Maternal Death Review
Maternal death audits are an important strategy used to understand the causes of maternal mortality and develop strategies of reducing maternal mortality. Maternal death audits are also considered an important monitoring tool in the Uganda National Roadmap for the accelerated reduction of maternal and newborn mortality in Uganda.
AOGU is participating in a number of activities that would institutionalise maternal death audits in Uganda. This was made possible as part of the AOGU-SOGC Partnership Program. AOGU is a key member of the national committee for Maternal and Perinatal death review and has participated significantly in driving the maternal death review process in this country.
In 2004, a maternal death review pre-conference workshop was convened during tthe AOGU conference hosted by AOGU. At this workshop a rapid assessment of the maternal death review (MDR) process in the region was presented and MDR resolutions for the regions were adopted.
In July 2007, AOGU conducted four one-day workshops for 274 health workers from 11 of the 12 health regions in Uganda. Participants were drawn from health facilities that offered comprehensive emergency obstetric services. The workshops introduced the process of maternal death notification, review and confidential enquiry, hands on experience, and working as teams on the audit process. Participants were introduced to the new maternal death audit form which was being adopted from South Africa. The trainings offered an opportunity for regional obstetricians to meet other Reproductive health workers from lower health units. The trainings showed that it is feasible to get Reproductive health teams working closely at all levels of the health system. At the end of the trainings, maternal audit teams for the various facilities had been constituted.

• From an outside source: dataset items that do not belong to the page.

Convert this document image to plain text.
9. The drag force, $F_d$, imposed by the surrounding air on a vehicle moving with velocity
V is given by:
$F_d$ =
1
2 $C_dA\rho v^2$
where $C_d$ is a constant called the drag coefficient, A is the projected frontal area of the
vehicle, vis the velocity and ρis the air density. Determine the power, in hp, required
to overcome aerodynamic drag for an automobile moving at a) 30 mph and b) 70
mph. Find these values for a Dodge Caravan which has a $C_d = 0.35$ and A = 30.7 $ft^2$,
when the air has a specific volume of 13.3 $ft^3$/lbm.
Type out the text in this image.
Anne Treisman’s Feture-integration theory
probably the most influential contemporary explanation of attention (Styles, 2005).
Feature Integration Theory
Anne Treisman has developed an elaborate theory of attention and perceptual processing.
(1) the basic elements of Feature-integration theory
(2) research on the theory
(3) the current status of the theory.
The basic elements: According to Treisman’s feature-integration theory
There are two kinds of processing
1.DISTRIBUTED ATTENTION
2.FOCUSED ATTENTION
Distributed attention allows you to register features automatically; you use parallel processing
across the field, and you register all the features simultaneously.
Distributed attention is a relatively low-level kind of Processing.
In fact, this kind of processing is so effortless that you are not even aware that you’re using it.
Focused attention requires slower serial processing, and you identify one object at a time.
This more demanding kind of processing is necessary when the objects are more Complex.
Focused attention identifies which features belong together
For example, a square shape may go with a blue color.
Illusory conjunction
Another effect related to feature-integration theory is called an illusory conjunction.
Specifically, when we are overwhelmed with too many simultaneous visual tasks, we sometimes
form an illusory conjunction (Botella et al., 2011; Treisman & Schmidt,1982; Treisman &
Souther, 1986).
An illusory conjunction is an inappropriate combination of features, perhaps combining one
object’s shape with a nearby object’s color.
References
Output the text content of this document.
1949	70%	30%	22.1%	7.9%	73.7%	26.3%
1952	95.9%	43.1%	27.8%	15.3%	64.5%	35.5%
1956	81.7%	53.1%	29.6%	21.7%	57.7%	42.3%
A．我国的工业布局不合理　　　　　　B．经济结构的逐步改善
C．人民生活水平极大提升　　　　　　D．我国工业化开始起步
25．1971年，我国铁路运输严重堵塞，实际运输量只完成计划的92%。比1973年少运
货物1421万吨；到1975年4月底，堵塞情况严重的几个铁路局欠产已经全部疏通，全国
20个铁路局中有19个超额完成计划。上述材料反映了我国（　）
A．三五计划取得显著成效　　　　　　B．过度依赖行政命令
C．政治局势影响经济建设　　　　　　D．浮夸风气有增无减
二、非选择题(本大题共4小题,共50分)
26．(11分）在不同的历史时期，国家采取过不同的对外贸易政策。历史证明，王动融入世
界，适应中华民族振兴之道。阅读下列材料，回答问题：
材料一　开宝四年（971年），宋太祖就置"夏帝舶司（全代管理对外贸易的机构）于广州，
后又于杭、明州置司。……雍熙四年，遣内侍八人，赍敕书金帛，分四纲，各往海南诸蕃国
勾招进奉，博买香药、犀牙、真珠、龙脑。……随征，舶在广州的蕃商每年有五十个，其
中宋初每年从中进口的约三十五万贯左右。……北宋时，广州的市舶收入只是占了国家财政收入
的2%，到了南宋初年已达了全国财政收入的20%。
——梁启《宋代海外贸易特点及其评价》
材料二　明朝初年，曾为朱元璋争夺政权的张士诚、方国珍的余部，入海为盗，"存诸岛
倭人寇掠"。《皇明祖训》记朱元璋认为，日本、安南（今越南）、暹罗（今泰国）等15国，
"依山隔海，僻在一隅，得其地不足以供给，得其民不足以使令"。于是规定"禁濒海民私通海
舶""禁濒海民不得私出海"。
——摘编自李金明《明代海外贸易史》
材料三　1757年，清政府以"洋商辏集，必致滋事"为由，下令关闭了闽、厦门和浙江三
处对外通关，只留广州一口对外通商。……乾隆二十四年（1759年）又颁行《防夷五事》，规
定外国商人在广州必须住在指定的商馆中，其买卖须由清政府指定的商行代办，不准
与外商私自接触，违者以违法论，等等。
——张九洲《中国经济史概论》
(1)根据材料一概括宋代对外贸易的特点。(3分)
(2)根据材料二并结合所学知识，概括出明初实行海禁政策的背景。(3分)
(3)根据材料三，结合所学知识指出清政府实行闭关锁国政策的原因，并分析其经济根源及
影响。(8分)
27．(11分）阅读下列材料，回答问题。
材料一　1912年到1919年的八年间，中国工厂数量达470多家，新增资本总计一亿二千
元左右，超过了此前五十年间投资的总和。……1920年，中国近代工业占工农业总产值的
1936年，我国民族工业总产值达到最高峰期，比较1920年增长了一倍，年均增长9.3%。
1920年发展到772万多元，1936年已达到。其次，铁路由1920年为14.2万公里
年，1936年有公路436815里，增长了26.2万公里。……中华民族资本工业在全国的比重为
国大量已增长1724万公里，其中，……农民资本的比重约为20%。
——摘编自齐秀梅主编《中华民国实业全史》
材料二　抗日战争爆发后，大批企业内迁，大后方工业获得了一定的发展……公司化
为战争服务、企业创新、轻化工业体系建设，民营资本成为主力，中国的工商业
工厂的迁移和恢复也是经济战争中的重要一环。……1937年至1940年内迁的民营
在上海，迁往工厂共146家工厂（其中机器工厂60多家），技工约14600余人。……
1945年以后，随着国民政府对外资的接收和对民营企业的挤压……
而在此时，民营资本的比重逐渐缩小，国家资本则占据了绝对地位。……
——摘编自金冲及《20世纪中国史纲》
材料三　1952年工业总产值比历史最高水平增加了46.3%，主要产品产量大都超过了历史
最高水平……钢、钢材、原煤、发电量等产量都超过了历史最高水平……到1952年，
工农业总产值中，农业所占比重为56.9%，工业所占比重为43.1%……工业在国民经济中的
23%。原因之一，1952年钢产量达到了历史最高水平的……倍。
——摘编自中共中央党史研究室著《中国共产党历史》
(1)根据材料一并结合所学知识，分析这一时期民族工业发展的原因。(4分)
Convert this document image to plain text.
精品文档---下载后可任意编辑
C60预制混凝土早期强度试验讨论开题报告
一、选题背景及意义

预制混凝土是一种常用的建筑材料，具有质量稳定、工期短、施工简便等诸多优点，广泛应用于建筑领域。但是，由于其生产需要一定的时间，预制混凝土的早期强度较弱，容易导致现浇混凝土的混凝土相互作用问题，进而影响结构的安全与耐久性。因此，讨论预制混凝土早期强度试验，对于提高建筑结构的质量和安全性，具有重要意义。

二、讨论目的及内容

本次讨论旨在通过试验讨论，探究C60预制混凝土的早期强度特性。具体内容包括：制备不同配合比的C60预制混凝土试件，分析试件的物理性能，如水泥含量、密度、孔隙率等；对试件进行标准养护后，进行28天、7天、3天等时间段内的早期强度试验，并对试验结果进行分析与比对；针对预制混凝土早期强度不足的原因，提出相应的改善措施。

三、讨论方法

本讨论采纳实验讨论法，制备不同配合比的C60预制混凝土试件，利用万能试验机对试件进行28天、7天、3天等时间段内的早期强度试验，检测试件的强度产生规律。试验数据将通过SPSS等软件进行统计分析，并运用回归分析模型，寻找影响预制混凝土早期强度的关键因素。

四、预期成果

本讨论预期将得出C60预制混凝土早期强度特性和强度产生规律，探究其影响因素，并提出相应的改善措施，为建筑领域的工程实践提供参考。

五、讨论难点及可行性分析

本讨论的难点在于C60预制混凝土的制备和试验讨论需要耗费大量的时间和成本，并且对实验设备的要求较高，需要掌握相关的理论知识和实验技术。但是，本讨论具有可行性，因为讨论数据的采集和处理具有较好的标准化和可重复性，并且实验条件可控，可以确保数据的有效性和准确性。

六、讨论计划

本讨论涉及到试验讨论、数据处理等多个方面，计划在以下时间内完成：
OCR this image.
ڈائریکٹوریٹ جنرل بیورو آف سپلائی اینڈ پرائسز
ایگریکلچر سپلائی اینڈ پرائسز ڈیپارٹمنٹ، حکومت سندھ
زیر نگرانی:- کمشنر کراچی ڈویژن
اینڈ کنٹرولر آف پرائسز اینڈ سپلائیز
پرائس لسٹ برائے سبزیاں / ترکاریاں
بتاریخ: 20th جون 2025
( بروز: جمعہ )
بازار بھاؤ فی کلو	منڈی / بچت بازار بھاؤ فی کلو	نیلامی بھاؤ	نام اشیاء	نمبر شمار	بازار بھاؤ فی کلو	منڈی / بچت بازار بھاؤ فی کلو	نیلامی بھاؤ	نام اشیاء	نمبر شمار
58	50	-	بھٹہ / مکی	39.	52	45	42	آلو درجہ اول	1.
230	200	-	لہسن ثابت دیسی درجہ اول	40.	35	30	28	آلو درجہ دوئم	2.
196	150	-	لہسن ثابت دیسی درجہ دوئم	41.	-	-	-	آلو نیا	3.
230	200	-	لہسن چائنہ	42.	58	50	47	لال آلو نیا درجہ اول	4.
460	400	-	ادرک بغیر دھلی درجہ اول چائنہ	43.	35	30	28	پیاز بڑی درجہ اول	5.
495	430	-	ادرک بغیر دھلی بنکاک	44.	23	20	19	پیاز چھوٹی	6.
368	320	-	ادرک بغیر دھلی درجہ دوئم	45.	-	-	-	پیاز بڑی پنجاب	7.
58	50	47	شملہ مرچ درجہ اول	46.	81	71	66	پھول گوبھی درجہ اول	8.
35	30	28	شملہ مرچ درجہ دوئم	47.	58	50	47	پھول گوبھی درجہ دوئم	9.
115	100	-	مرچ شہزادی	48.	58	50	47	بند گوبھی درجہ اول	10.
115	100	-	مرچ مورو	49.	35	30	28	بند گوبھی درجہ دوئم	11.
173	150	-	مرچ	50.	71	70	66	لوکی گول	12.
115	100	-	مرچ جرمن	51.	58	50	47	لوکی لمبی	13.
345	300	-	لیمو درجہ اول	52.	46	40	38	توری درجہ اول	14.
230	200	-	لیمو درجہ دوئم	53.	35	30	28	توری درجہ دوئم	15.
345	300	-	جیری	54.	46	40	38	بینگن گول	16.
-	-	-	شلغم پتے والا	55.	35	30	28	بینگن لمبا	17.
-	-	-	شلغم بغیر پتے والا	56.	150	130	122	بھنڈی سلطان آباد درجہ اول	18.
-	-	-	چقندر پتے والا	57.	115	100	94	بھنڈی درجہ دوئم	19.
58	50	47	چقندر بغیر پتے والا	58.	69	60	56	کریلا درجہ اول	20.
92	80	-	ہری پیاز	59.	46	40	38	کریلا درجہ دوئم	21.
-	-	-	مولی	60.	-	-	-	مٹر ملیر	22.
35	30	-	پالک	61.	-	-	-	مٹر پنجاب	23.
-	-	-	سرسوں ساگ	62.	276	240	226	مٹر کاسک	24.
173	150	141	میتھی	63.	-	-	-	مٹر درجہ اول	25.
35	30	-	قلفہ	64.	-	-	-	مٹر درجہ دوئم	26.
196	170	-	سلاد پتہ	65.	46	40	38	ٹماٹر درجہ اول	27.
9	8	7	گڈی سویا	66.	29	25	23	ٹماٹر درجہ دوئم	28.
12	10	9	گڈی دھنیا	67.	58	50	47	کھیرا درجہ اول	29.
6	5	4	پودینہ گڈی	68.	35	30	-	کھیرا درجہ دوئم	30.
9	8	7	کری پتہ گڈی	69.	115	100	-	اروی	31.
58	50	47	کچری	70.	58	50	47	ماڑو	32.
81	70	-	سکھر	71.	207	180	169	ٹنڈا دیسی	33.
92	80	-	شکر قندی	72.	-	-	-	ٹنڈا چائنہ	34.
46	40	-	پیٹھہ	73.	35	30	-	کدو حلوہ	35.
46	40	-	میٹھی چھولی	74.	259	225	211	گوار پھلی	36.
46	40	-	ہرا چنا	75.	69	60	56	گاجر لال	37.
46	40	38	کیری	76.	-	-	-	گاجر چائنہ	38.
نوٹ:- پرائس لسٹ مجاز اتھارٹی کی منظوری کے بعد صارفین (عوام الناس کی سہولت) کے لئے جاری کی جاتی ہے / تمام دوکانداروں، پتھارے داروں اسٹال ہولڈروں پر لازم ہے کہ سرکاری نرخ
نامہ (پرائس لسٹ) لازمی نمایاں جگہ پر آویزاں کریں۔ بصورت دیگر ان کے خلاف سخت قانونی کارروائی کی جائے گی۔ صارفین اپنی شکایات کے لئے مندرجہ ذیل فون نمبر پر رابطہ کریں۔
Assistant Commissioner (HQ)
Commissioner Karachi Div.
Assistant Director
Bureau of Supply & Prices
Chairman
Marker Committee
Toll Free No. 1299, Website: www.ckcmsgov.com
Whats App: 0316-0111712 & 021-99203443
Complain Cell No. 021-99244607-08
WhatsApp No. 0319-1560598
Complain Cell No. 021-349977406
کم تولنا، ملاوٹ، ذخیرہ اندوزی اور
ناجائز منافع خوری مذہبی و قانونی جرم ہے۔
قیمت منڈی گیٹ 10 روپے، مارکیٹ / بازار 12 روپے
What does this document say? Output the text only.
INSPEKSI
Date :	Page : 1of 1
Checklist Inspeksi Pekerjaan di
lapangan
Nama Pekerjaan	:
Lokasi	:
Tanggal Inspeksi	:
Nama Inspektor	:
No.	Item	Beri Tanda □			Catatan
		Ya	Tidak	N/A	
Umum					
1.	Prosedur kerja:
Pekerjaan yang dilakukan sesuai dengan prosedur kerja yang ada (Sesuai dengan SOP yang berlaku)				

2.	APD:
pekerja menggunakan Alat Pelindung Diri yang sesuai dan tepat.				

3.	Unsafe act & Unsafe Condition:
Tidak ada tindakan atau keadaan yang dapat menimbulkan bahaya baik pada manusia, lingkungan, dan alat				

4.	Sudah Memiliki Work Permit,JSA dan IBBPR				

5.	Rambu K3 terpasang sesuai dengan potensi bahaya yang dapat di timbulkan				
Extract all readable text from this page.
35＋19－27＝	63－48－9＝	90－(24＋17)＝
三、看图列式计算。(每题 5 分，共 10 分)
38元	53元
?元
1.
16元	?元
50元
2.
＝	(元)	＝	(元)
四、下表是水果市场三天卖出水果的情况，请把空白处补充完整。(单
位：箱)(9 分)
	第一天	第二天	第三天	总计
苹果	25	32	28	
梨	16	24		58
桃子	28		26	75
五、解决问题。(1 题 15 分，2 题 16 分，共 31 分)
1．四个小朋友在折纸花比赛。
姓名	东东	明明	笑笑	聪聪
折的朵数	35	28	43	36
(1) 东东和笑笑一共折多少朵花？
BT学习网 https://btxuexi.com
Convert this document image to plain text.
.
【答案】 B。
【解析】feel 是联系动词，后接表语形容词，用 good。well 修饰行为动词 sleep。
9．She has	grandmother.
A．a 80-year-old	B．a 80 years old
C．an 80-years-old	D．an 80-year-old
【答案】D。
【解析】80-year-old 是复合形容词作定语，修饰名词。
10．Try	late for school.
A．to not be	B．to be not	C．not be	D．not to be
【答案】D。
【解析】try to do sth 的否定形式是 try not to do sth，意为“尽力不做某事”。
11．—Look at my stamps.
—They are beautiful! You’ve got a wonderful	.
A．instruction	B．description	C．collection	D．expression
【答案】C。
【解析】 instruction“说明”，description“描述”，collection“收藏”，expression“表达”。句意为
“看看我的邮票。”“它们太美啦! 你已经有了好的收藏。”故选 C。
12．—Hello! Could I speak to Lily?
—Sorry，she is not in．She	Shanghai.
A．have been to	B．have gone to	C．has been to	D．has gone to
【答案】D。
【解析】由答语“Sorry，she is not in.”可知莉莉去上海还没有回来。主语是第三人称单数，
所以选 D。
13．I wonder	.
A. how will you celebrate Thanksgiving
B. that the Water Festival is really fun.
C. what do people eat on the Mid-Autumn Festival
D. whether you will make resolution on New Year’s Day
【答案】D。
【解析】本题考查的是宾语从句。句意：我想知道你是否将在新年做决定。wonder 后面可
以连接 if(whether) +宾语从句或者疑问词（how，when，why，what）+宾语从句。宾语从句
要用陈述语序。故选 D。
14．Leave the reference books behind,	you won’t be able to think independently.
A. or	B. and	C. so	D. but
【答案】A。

Under the FIGO Saving Mothers and Newborns Project in Kibaale and Kiboga, part of the on going support supervision in the health facilities, the volunteers were required to initiate and carry out maternal and perinatal death audits in the 6 pilot health facilities. The first teams were tasked with introducing the maternal death notification forms to the health workers in these districts. In Kibaale many of the health workers were seeing them for the first time.
Facilities in Kiboga had previously conducted maternal death reviews with no follow-up actions. Nine of the 18 maternal deaths last year were audited by the volunteers. Poor record keeping was the main reason for lack of auditing.